Himmler ließ die Leiter der Kripo- und Gestapostellen auf einer gemeinsamen Arbeitstagung im März 1937 ausdrücklich wissen, er werde, „die Tüchtigkeit der Kriminalpolizei in Zukunft nach ihren Erfolgen auf dem Gebiet der Homosexualität und Abtreibung beurteilen.“ Eine auf reichsweite Einflussnahme zieldende Führungsinstitution war bereits im Oktober 1936 auf Anordnung Himmlers geschaffen worden. Die „Reichszentrale zur Bekämpfung der Homosexualität und Abtreibung“ sollte Strategien und Praktiken, Koordination und Verwaltungsaufwand übernehmen und die staatspolitischen Zielstellungen der Homosexuellenverfolgung durchsetzen. Zugleich veränderten sich die Bedrohunsszeanrien und Feindbilder. Aus dem homosexuellen Staatsfeind wurde nun der homosexuelle Volksfeind. Die Homosexuellenverfolgung zielte auf eine „Gesunderhaltung des Volkskörpers..!“ Dieser Wandel entsprach der neuen Gestapo-Konzeption einer „völkischen Polizei“, die ab 1936/37 zu einer generellen Wandlung der Gegnerdefinitionen führte.

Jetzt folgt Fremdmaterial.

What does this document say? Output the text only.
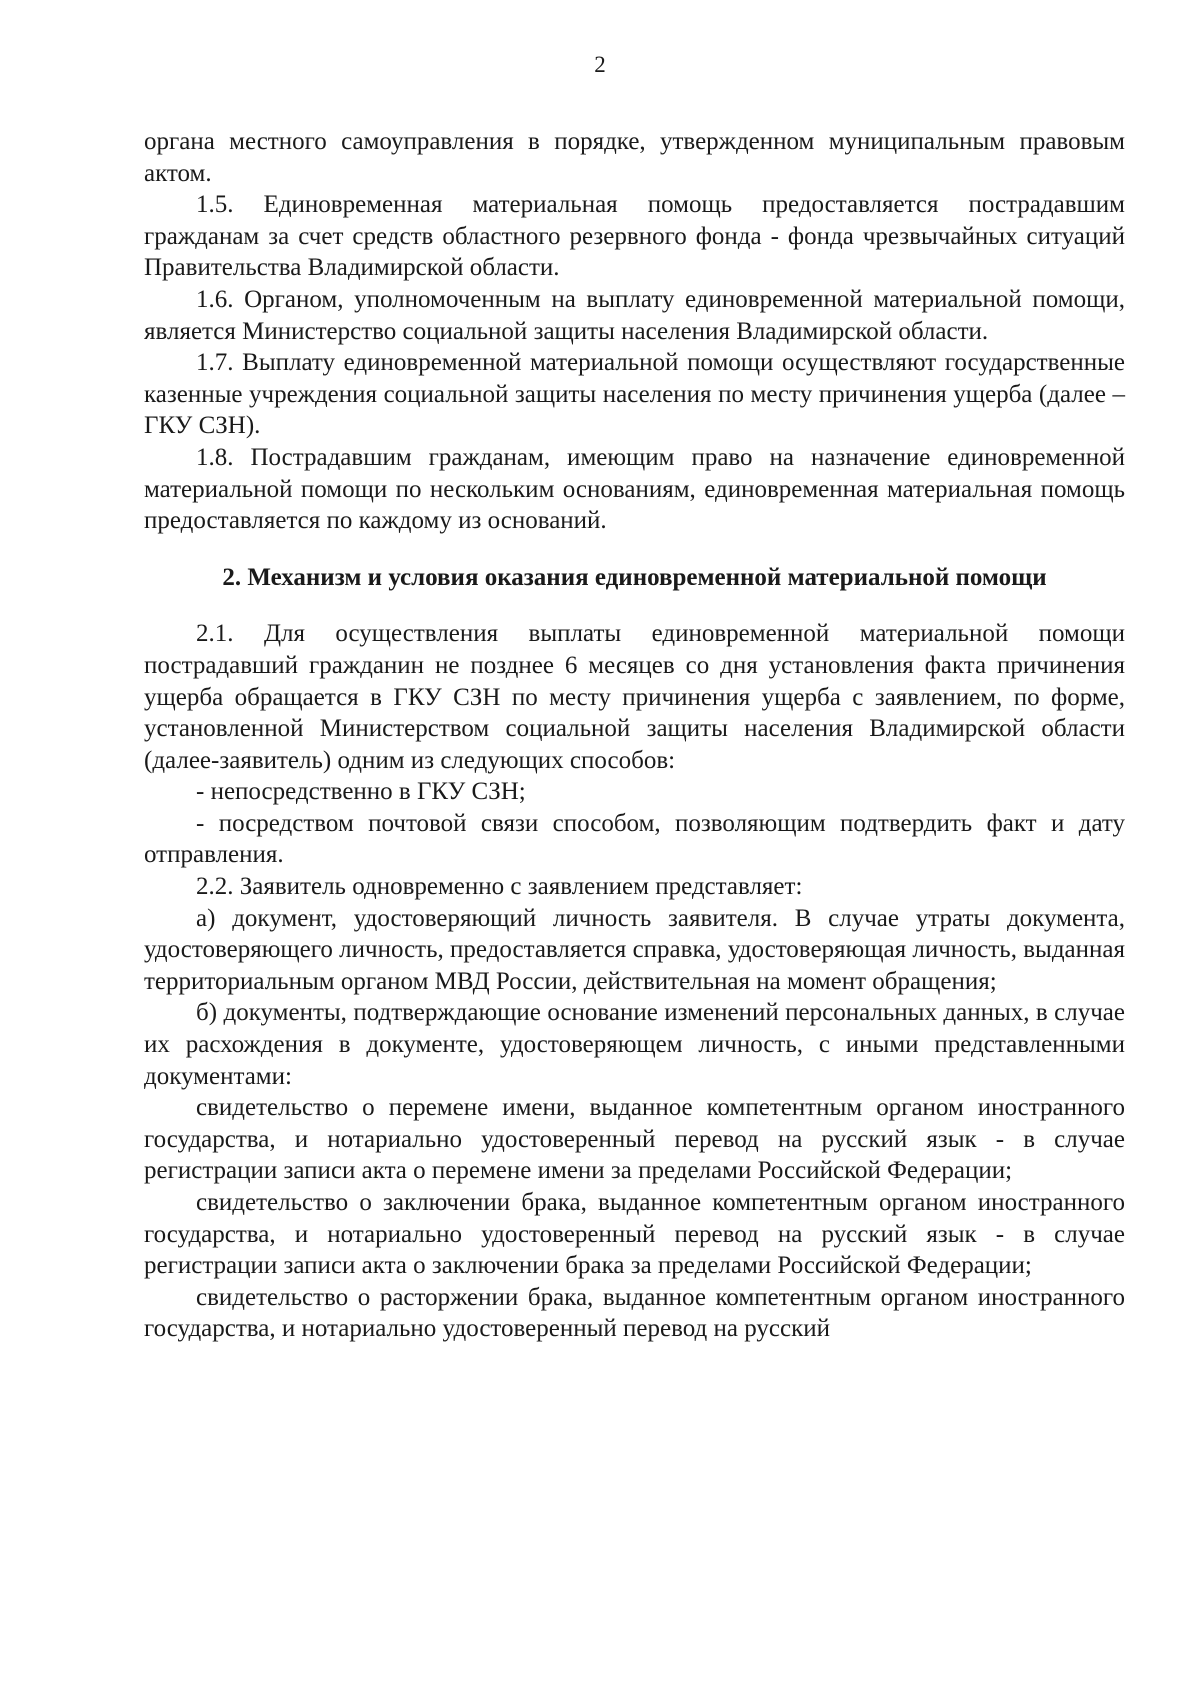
2

органа местного самоуправления в порядке, утвержденном муниципальным правовым актом.

1.5. Единовременная материальная помощь предоставляется пострадавшим гражданам за счет средств областного резервного фонда - фонда чрезвычайных ситуаций Правительства Владимирской области.

1.6. Органом, уполномоченным на выплату единовременной материальной помощи, является Министерство социальной защиты населения Владимирской области.

1.7. Выплату единовременной материальной помощи осуществляют государственные казенные учреждения социальной защиты населения по месту причинения ущерба (далее – ГКУ СЗН).

1.8. Пострадавшим гражданам, имеющим право на назначение единовременной материальной помощи по нескольким основаниям, единовременная материальная помощь предоставляется по каждому из оснований.

2. Механизм и условия оказания единовременной материальной помощи

2.1. Для осуществления выплаты единовременной материальной помощи пострадавший гражданин не позднее 6 месяцев со дня установления факта причинения ущерба обращается в ГКУ СЗН по месту причинения ущерба с заявлением, по форме, установленной Министерством социальной защиты населения Владимирской области (далее-заявитель) одним из следующих способов:

- непосредственно в ГКУ СЗН;

- посредством почтовой связи способом, позволяющим подтвердить факт и дату отправления.

2.2. Заявитель одновременно с заявлением представляет:

а) документ, удостоверяющий личность заявителя. В случае утраты документа, удостоверяющего личность, предоставляется справка, удостоверяющая личность, выданная территориальным органом МВД России, действительная на момент обращения;

б) документы, подтверждающие основание изменений персональных данных, в случае их расхождения в документе, удостоверяющем личность, с иными представленными документами:

свидетельство о перемене имени, выданное компетентным органом иностранного государства, и нотариально удостоверенный перевод на русский язык - в случае регистрации записи акта о перемене имени за пределами Российской Федерации;

свидетельство о заключении брака, выданное компетентным органом иностранного государства, и нотариально удостоверенный перевод на русский язык - в случае регистрации записи акта о заключении брака за пределами Российской Федерации;

свидетельство о расторжении брака, выданное компетентным органом иностранного государства, и нотариально удостоверенный перевод на русский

Ihr diente im März 1937 auch ein Artikel im „Schwarzen Korps“ mit der Schlagzeile: „Das sind Volksfeinde“. Geistiger Urheber dieses Artikels war offenbar Josef Meisinger, dem das Homosexuellendezernat im Geheimen Staatspolizeiamt und zugleich die Reichszentrale zur Bekämpfung der Homosexualität unterstanden. Das frühere, „rassenhygienische“ Konzept der Reproduktionssicherung wurde nunmehr überlagert vom Leitbild einer gegenwartsbezogenen Gefährdung der Volksgemeinschaft. Maßstab der Verfolgung bildete die Abschätzung einer auf das Individuum bezogenen Gefährdung der „Volksgemeinschaft“. Im Fokus stand die Unterscheidung zwischen gefährlichen Verführern, die angeblich eine „seuchenartige“ Verbreitung der Homosexualität bewirkten, und den vermeintlich Verführten. Während die einen unschädlich gemacht werden sollten, erhielten die anderen die chance zur Resozialisierung.

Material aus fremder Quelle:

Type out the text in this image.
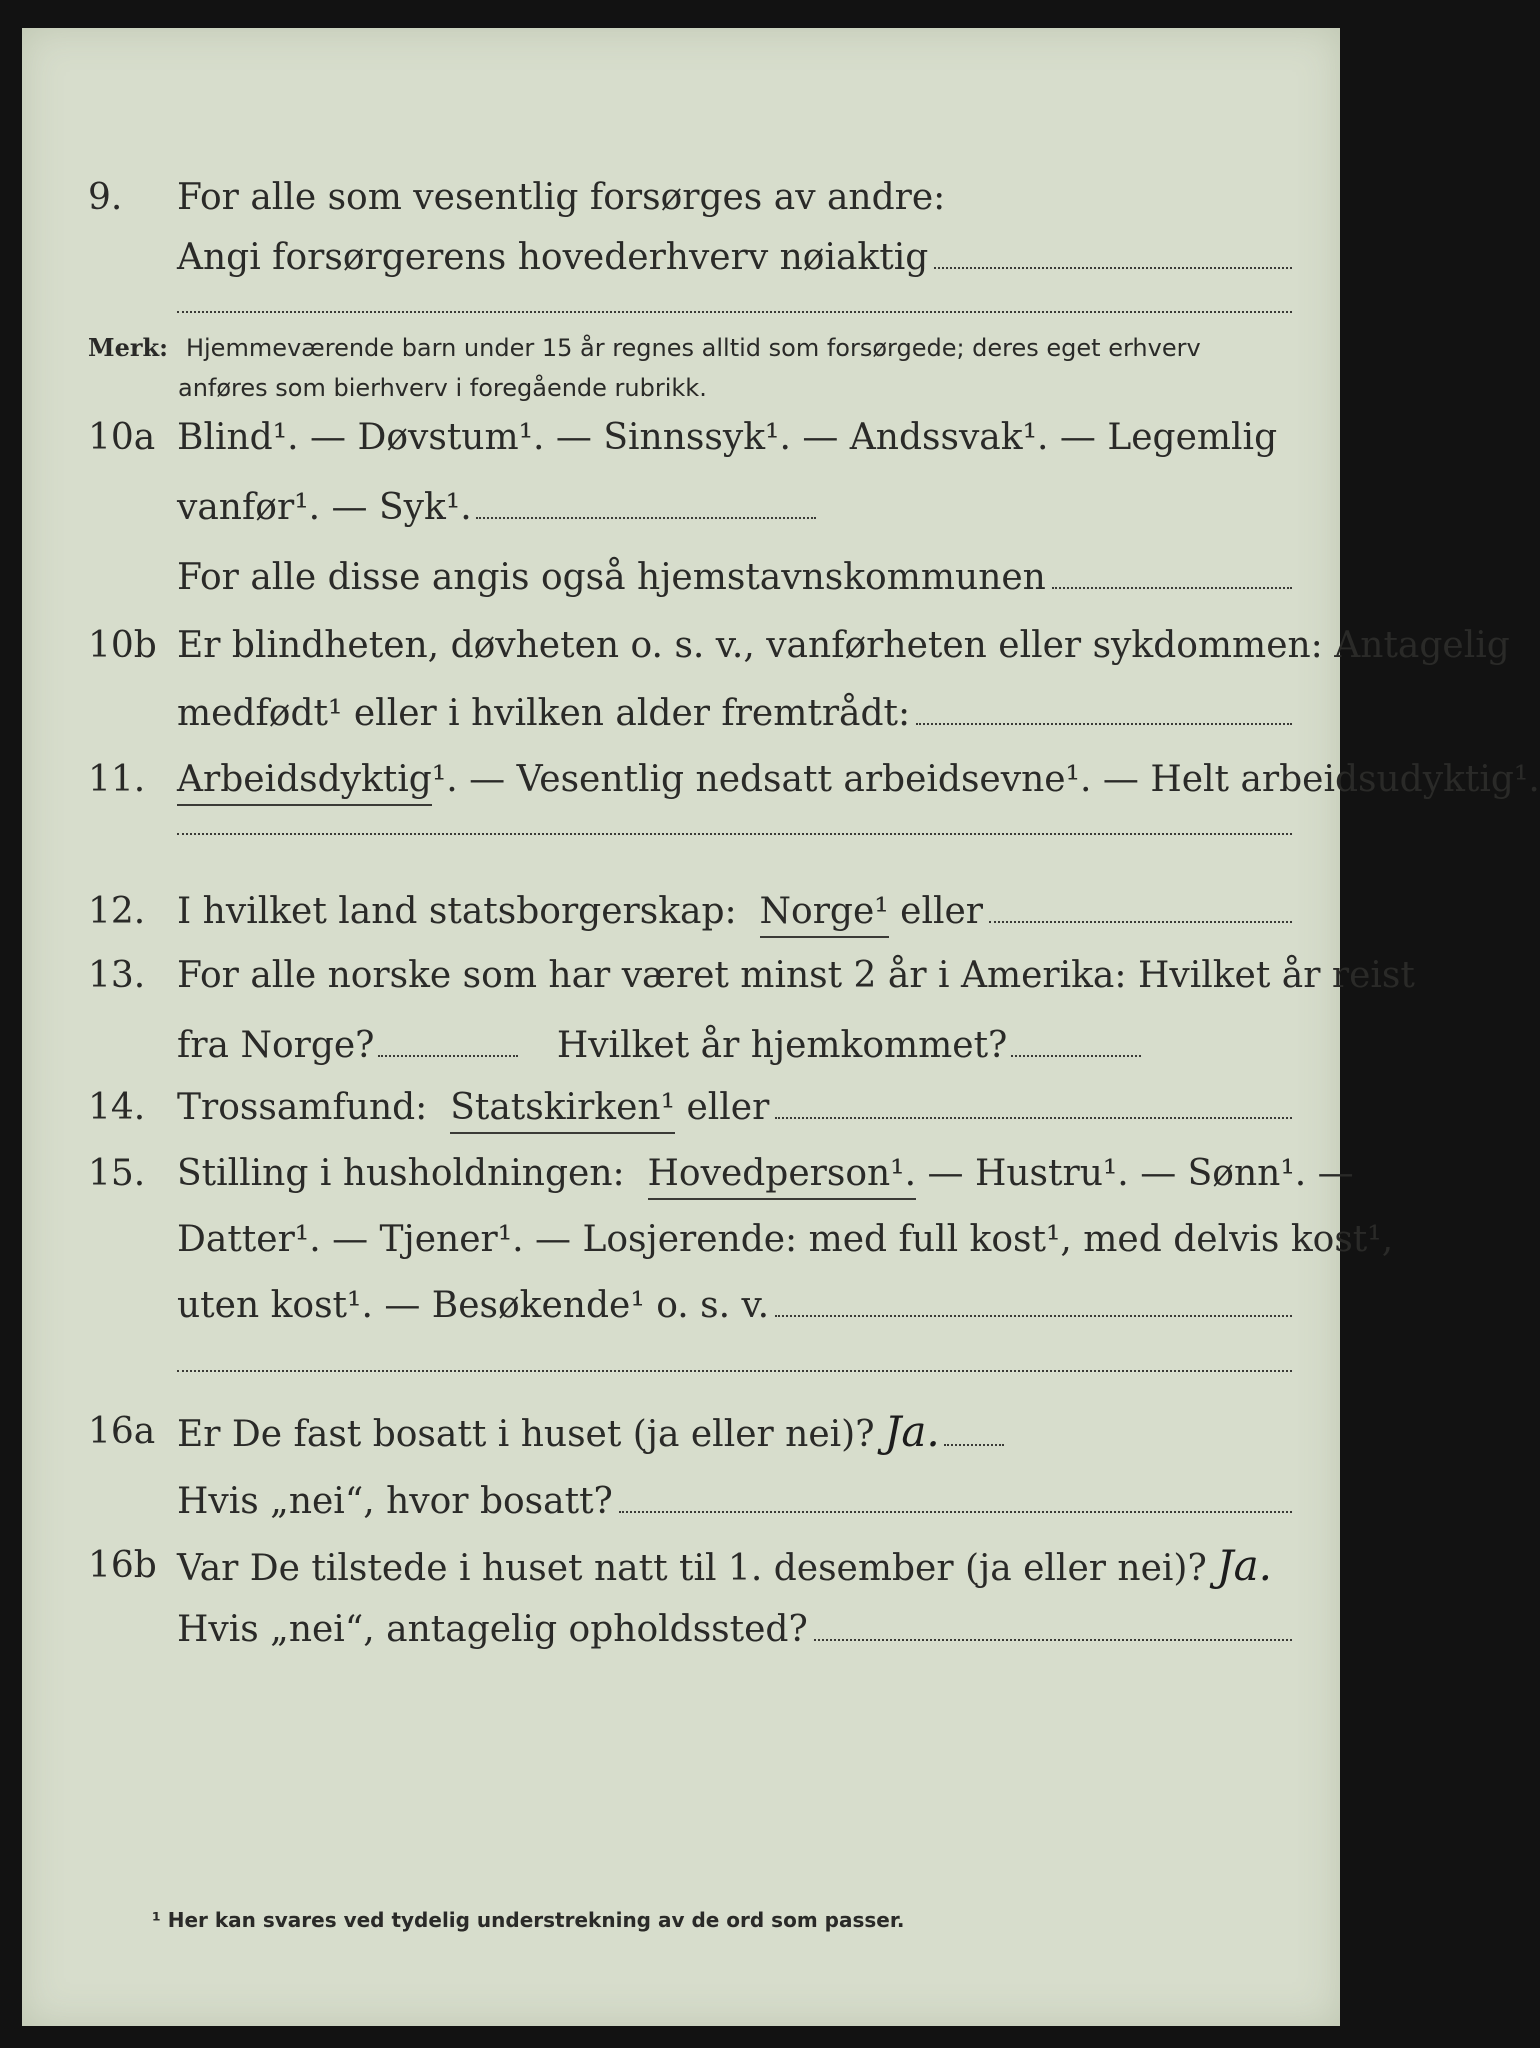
9.	For alle som vesentlig forsørges av andre:
Angi forsørgerens hovederhverv nøiaktig
Merk: Hjemmeværende barn under 15 år regnes alltid som forsørgede; deres eget erhverv
anføres som bierhverv i foregående rubrikk.
10a Blind¹. — Døvstum¹. — Sinnssyk¹. — Andssvak¹. — Legemlig
vanfør¹. — Syk¹.
For alle disse angis også hjemstavnskommunen
10b Er blindheten, døvheten o. s. v., vanførheten eller sykdommen: Antagelig
medfødt¹ eller i hvilken alder fremtrådt:
11. Arbeidsdyktig ¹. — Vesentlig nedsatt arbeidsevne¹. — Helt arbeidsudyktig¹.
12. I hvilket land statsborgerskap:
Norge¹
eller
13. For alle norske som har været minst 2 år i Amerika: Hvilket år reist
fra Norge?
	Hvilket år hjemkommet?
14. Trossamfund:
Statskirken¹
eller
15. Stilling i husholdningen:
Hovedperson¹.
— Hustru¹. — Sønn¹. —
Datter¹. — Tjener¹. — Losjerende: med full kost¹, med delvis kost¹,
uten kost¹. — Besøkende¹ o. s. v.
16a Er De fast bosatt i huset (ja eller nei)? Ja.
Hvis „nei“, hvor bosatt?
16b Var De tilstede i huset natt til 1. desember (ja eller nei)? Ja.
Hvis „nei“, antagelig opholdssted?
¹ Her kan svares ved tydelig understrekning av de ord som passer.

Das Verfolgungsdiktat aus dem GESTAPA begründete einen selektiven Terror. Es zielte auf Prävention und hat die so genannte Vorbeugungshaft in den Konzentrationslagern maßgeblich vorangetrieben. Mit dem Beginn des Krieges wurde die Präventionspolitik zur sicherungspolitik an der Heimatfront. Die Radikalisierung der Präventionspraxis wurde ab 1940 vornehmlich durch einen Runderlass von Himmler verursacht. Dieser besagte, dass künftig alle wegen homosexueller Kontakte verurteilten Männer, die „mehr als einen Partner verführt“ hätten, nach Entlassung aus der Strafhaft unverzüglich der Vorbeugungshaft in Konzentrationslagern ausgeliefert werden sollten. Bis Kriegsende blieb die Hommosexuellenverfolgung ein Schwerpunkt der Kriminalitätsbekämpfung. Selbst als die Berliner Kriminalpolizei im September 1944 weitestgehend vor der Kriegswirklichkeit kapitulierte und nur noch „kriegswichtige“ Delikte verfolgte, widmete sie sich bis Mitte 1945 weiter der Jagd auf Homosexuelle.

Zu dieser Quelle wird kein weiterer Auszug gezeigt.